IBMは韓国でも最も古いIT企業だ。1967年に経済企画院調査統計局が人口センサスのために韓国で最初のコンピュータ「IBM1401」を導入したのを契機に韓国に進出した。その後韓国IBMは韓国のIT業界の「人材士官学校」の役割を担ってきた。

そんなIBMがこのところぐらついている。米国本社を含んだIBMの売り上げは15四半期連続で減少し、韓国IBMの昨年の売り上げは15年来の最低水準に落ちた。IT環境の変化に適切に対応できなかったのが業績不振の最大の理由に選ばれる。IBMはクラウドサービス市場の浮上でソフトウェアやメインフレームコンピュータのような自社の主力事業が打撃を受けることになるとクラウド市場に目を向けたが、すでにアマゾンやマイクロソフトなどに先取りされ苦戦している。


IBMのように既存の主力事業に執着しタイミングを逃して危機に陥る事例は企業興亡史でテジャブのように繰り返されている。「ゲーム王国」任天堂はモバイル市場を軽視して6年で売り上げの70%を失った。ノキア、モトローラ、シャープなどもスマートフォン市場とデジタル転換をためらっているうちにすべて他の企業に売却され、ブラックベリーもやはりスマートフォンの基本ソフト(OS)競争にしっかりと対応できず生き残りを心配しなければならない状況にまで追いやられている。

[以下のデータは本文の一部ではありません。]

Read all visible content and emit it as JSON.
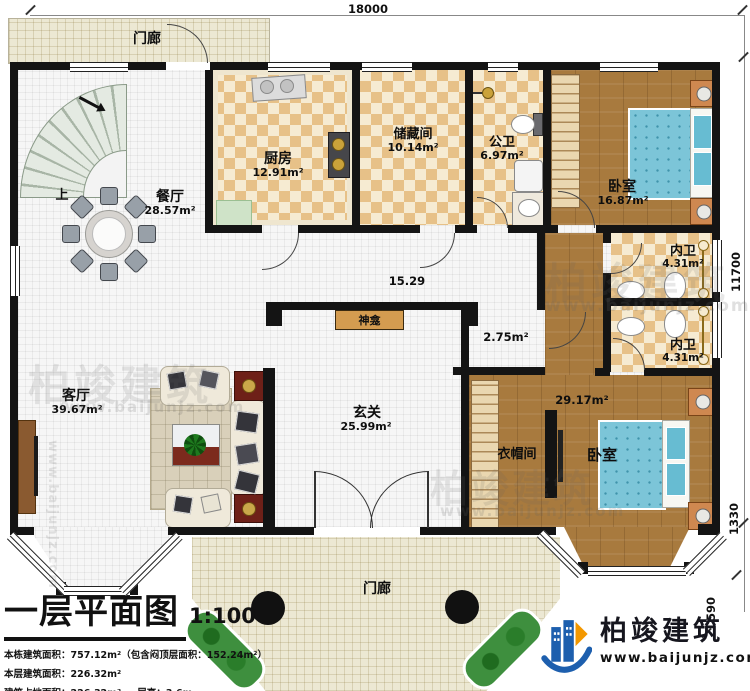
{
  "plan": {
    "dim_top": "18000",
    "dim_right_main": "11700",
    "dim_right_bay": "1330",
    "dim_right_small": "590"
  },
  "rooms": {
    "porch_top": {
      "name": "门廊"
    },
    "porch_bottom": {
      "name": "门廊"
    },
    "dining": {
      "name": "餐厅",
      "area": "28.57m²"
    },
    "kitchen": {
      "name": "厨房",
      "area": "12.91m²"
    },
    "storage": {
      "name": "储藏间",
      "area": "10.14m²"
    },
    "public_bath": {
      "name": "公卫",
      "area": "6.97m²"
    },
    "bedroom_top": {
      "name": "卧室",
      "area": "16.87m²"
    },
    "ensuite_upper": {
      "name": "内卫",
      "area": "4.31m²"
    },
    "ensuite_lower": {
      "name": "内卫",
      "area": "4.31m²"
    },
    "living": {
      "name": "客厅",
      "area": "39.67m²"
    },
    "foyer": {
      "name": "玄关",
      "area": "25.99m²"
    },
    "cloakroom": {
      "name": "衣帽间"
    },
    "bedroom_bottom": {
      "name": "卧室",
      "area": "29.17m²"
    },
    "corridor": {
      "area": "15.29"
    },
    "inner_hall": {
      "area": "2.75m²"
    },
    "stairs": {
      "label": "上"
    },
    "shrine": {
      "label": "神龛"
    }
  },
  "titleblock": {
    "title": "一层平面图",
    "scale": "1:100",
    "stat1": "本栋建筑面积：757.12m²（包含闷顶层面积：152.24m²）",
    "stat2": "本层建筑面积：226.32m²",
    "stat3": "建筑占地面积：226.32m²",
    "stat4": "层高：3.6m"
  },
  "brand": {
    "name": "柏竣建筑",
    "url": "www.baijunjz.com",
    "blue": "#1d5fae",
    "orange": "#f39800"
  },
  "watermark": {
    "name": "柏竣建筑",
    "url": "www.baijunjz.com"
  }
}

企業が市場の流れで「タイミング」を逃す理由は大きく2種類だ。新たなものに対する恐れとともに既存のものに対する未練のためだ。成功した企業は客観性を失い、自身の判断と市場の希望を同一視する自己満足に陥りやすい。この点をはっきりと指摘した人が世界的なマーケティング戦略家のアル・ライズだ。

彼はマーケットの教科書とされる『ブランディング22の法則』でマーケティングの世界で最高の製品はなく、消費者の記憶の中にある「認識」が存在するだけだといった。一流企業であるほど自分の会社製品が最高であり、結局最高の製品が勝利するだろうという信念を持つことになるが、これは幻想ということだ。「最高の製品」は客観的事実ではなく消費者の心の中に存在する心理的実在であるためだ。一度心が離れた消費者にどれだけ製品の優秀性を強調しても取り戻すのが容易でない理由がここにある。

先週末韓国を訪れたゼネラルエレクトリックのジェフリー・イメルト会長は「企業の立場で最もやりにくいが必ずしなければならないことは過去に学んだことを下ろすこと」と話した。そうした後にはどのようにすべきか。日本で変わり者経営者と呼ばれるダイソー創業者の矢野博丈会長の言葉にヒントがあるように見える。「21世紀にはこうすれば良い、ああすれば良いというものがない。販売者が頭を回転させ計画を組み予想をしてもその通りになることはほとんどない。われわれはただお客の顔色をうかがいながら絶えず変化を試みるだけだ」。